Dunia perlu segera bertindak dengan kebijakan transformatif untuk mewujudkan transisi energi berkelanjutan. Profesor Shawn Mu, seorang pakar ekonomi energi dari University of Dundee, Skotlandia, menekankan bagaimana evolusi konsumsi energi yang dipicu oleh industrialisasi sejak abad ke-19 telah menyakiti bumi.
“Peningkatan konsumsi energi global saat ini bagaikan bom waktu yang berdetak,” kata Shawn saat mengisi kuliah tamu bertajuk “Economics of Energy Transition” yang diselenggarakan oleh SBM ITB pada Kamis (20/2).
Shawn, yang juga menjabat sebagai Direktur Centre for Energy, Petroleum and Mineral Law and Policy (CEPMLP) University of Dundee, memperingatkan para mahasiswa dan akademisi SBM ITB yang hadir bahwa konsumsi energi fosil berlebih mengancam kelangsungan hidup planet jika tidak segera diimbangi dengan transisi signifikan menuju energi rendah karbon. Meskipun mencatat kemajuan positif dengan 15% konsumsi energi global kini bersumber dari energi bersih, Shawn menegaskan bahwa proporsi ini masih jauh dari memadai.
Shawn kemudian menyoroti paradoks antara densitas energi bahan bakar fosil yang superior dan kebutuhan mendesak untuk beralih ke energi bersih. Ia membandingkan densitas energi minyak bumi yang jauh melebihi biomassa, serta keunggulan bensin atau diesel yang memiliki kepadatan energi 50 hingga 100 kali lipat dibandingkan baterai litium-ion.
“Kendaraan listrik memang menawarkan efisiensi yang lebih tinggi, mencapai 77 persen berbanding 12-30 persen pada mobil berbahan bakar bensin. Namun, ketergantungan pada baterai tetap menjadi tantangan yang perlu diatasi,” jelasnya.
Menurut Shawn, lonjakan suhu global sudah mencemaskan, dengan 18 dari 19 tahun terpanas tercatat sejak tahun 2001. Sektor energi bertanggung jawab atas 73,2% emisi gas rumah kaca global.

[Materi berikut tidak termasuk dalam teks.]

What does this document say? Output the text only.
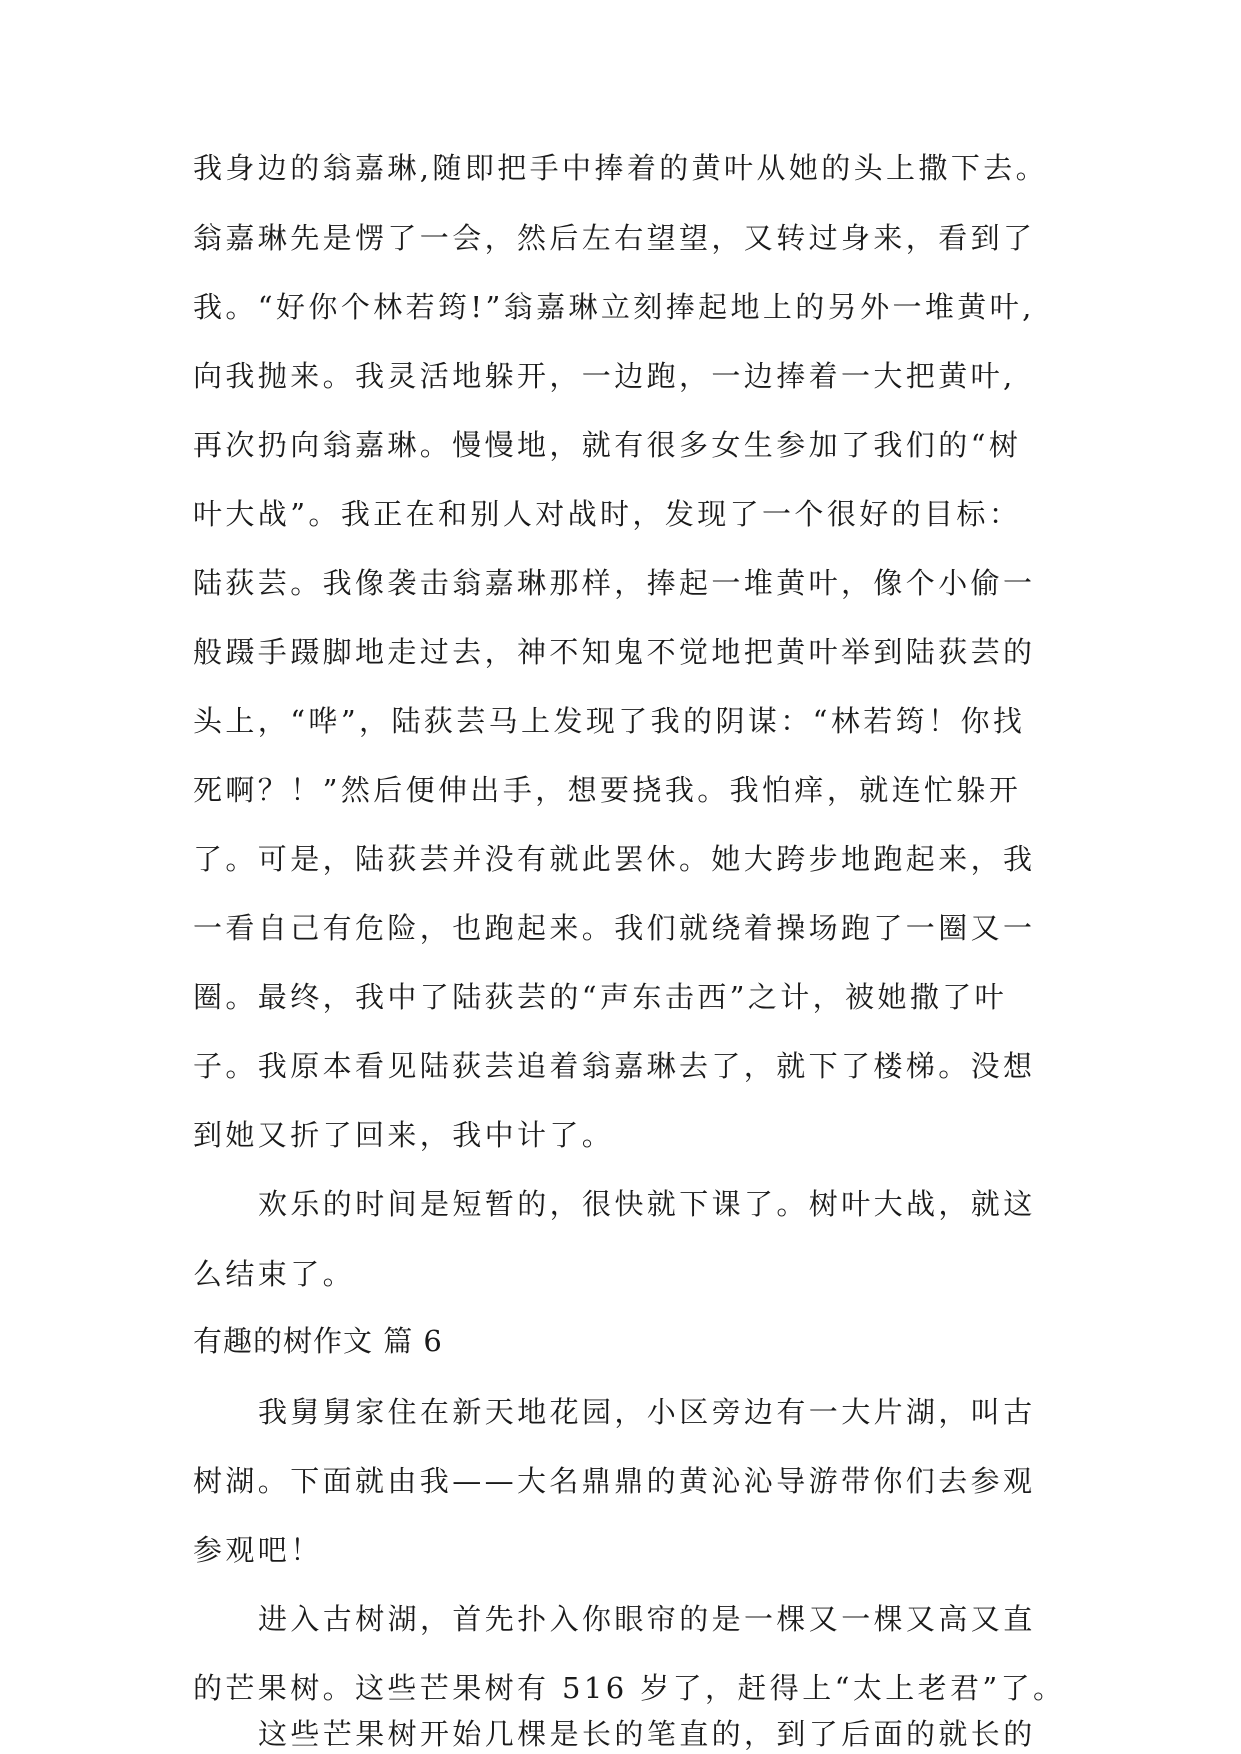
我身边的翁嘉琳,随即把手中捧着的黄叶从她的头上撒下去。
翁嘉琳先是愣了一会，然后左右望望，又转过身来，看到了
我。“好你个林若筠!”翁嘉琳立刻捧起地上的另外一堆黄叶,
向我抛来。我灵活地躲开，一边跑，一边捧着一大把黄叶,
再次扔向翁嘉琳。慢慢地，就有很多女生参加了我们的“树
叶大战”。我正在和别人对战时，发现了一个很好的目标：
陆荻芸。我像袭击翁嘉琳那样，捧起一堆黄叶，像个小偷一
般蹑手蹑脚地走过去，神不知鬼不觉地把黄叶举到陆荻芸的
头上，“哗”，陆荻芸马上发现了我的阴谋：“林若筠！你找
死啊？！”然后便伸出手，想要挠我。我怕痒，就连忙躲开
了。可是，陆荻芸并没有就此罢休。她大跨步地跑起来，我
一看自己有危险，也跑起来。我们就绕着操场跑了一圈又一
圈。最终，我中了陆荻芸的“声东击西”之计，被她撒了叶
子。我原本看见陆荻芸追着翁嘉琳去了，就下了楼梯。没想
到她又折了回来，我中计了。
欢乐的时间是短暂的，很快就下课了。树叶大战，就这
么结束了。
有趣的树作文 篇 6
我舅舅家住在新天地花园，小区旁边有一大片湖，叫古
树湖。下面就由我——大名鼎鼎的黄沁沁导游带你们去参观
参观吧！
进入古树湖，首先扑入你眼帘的是一棵又一棵又高又直
的芒果树。这些芒果树有 516 岁了，赶得上“太上老君”了。
这些芒果树开始几棵是长的笔直的，到了后面的就长的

“Kebijakan iklim yang paling efektif adalah kebijakan yang mampu memaksimalkan manfaat sosial bersih dari karbon,” serunya.
Di tengah tantangan besar dalam transisi energi, Shawn menyampaikan adanya harapan. Ia merujuk pada proyeksi BP Energy Outlook 2023 yang menggambarkan beragam skenario transisi energi hingga tahun 2050, serta tren elektrifikasi global yang terus menguat. Penurunan biaya baterai litium-ion juga dipandang sebagai katalis positif bagi perkembangan energi bersih.
Namun demikian, Shawn tidak menyangkal kompleksitas transisi energi, termasuk implikasi kebijakan dan dinamika pasar global yang terlibat. Ia mengutip pandangan Kenneth Rogoff, seorang ekonomi dan grand master catur asal Amerika Serikat, mengenai potensi rencana energi Amerika Serikat yang dapat menghambat inisiatif gerakan hijau di Eropa, serta kinerja saham perusahaan minyak internasional yang terus menjadi perhatian pelaku pasar.
“Transisi energi bukan lagi sekadar pilihan, melainkan sebuah keniscayaan yang tidak dapat dihindari,” ujar Shawn.
Ia menekankan urgensi untuk menyeimbangkan pertumbuhan ekonomi yang berkelanjutan dengan agenda perubahan iklim, dengan fokus utama pada mitigasi perubahan iklim, pengembangan energi terbarukan, dan elektrifikasi sebagai pilar utama.